We read your balance via a public Base RPC and re-verify it server-side. We never request a transaction, never move funds, and never receive your private keys. Joining is entirely optional.

7. Third parties we touch

• Base RPC node — public blockchain node, used to read your token balance (sees the read request + your IP, like any on-chain read).
• Price feeds (e.g. DexScreener / CoinGecko) — for token prices and charts in the wallet.
• Inference provider — only if you enable the Searxly AI cloud; receives your prompt + chosen context to generate a reply.
• Email provider — only if you join the waitlist; delivers your confirmation and download email.
• Local search engine — the bundled SearXNG runs on your own machine as part of the app; it's local infrastructure, not a service we receive data from.

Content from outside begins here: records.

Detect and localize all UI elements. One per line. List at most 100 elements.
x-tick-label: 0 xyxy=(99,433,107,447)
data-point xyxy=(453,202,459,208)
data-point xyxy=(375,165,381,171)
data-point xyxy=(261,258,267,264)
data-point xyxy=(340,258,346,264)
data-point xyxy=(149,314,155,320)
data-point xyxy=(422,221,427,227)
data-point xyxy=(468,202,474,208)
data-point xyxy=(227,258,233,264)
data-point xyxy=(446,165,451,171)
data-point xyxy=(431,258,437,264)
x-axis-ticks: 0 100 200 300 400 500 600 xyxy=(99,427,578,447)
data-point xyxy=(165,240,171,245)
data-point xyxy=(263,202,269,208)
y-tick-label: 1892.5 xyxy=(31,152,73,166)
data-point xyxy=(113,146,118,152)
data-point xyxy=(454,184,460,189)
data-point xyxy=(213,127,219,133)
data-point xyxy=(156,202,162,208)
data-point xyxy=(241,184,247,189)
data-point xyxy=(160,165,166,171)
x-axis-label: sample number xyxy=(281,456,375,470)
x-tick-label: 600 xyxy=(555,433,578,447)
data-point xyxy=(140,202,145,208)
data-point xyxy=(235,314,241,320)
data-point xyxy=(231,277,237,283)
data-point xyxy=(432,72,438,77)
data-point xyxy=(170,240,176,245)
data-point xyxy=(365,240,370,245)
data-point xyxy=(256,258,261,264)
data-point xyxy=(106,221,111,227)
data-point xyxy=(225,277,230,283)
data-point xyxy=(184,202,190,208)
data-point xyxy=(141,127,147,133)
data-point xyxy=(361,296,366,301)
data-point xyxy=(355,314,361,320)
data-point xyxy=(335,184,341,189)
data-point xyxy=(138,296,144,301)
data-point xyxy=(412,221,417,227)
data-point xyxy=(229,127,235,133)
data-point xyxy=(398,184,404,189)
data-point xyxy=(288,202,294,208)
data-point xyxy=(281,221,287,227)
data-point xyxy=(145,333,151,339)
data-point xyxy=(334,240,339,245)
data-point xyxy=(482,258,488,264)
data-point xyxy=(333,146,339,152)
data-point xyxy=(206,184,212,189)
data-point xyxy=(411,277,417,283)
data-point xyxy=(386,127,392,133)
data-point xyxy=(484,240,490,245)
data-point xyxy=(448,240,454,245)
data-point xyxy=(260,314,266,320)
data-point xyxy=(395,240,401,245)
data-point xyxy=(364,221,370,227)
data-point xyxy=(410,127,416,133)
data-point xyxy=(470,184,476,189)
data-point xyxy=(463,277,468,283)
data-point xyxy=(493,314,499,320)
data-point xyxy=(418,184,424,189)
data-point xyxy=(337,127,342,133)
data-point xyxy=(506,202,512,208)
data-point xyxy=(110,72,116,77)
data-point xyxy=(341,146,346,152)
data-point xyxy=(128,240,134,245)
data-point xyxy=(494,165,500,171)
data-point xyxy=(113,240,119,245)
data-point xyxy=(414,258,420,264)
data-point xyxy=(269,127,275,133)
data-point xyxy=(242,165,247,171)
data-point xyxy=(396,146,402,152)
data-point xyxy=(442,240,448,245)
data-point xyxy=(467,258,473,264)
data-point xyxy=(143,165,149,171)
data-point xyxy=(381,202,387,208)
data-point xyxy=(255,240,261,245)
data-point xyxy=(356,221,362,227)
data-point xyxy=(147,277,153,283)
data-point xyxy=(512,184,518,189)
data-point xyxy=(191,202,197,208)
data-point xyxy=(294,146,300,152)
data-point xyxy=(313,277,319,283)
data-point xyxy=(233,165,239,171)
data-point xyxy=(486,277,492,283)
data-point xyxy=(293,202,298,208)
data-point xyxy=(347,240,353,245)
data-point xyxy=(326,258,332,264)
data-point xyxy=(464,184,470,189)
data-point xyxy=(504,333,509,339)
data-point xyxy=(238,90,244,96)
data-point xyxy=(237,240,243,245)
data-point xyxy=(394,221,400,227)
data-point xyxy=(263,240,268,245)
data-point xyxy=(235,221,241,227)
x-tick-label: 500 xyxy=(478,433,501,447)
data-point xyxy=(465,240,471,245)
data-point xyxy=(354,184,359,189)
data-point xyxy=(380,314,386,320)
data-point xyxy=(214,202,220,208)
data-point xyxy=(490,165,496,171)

We do not sell, rent, or share your data with advertisers or data brokers. Ever.

8. Data retention

On-device data lives on your device for as long as you keep it — and clears when you delete it, run a panic-wipe, or enable strict privacy mode. Waitlist records (email + verification) are kept only as long as needed to run early access. You can ask us to delete your email and waitlist record at any time.

9. Your controls

• Turn history off, or encrypt stored data at rest.
• Keep the AI off entirely, or local-only; require confirmation for any tool that touches the network.
• Panic-wipe / strict privacy mode to clear local data and AI memory instantly.
• Don't join the waitlist — and the rest of this site reads nothing about you.

10. Children

Searxly is not directed to children, and the holder waitlist and any token activity are intended for adults. Crypto involves legal and age requirements that vary by region — please don't route around them.

11. Contact & official channels

Questions, security reports, or deletion requests — reach the team here. These are the only official channels; anything else claiming to be Searxly isn't:

• X / Twitter — @Searxly
• Telegram channel — t.me/searxlyapp
• Telegram community — t.me/searxlycom
• Discord — discord.gg/YNNgTkNAXD
• Source code — GitHub

12. Changes

If this policy changes, we'll update the date above and post material changes on our official channels. We'll keep it short and honest.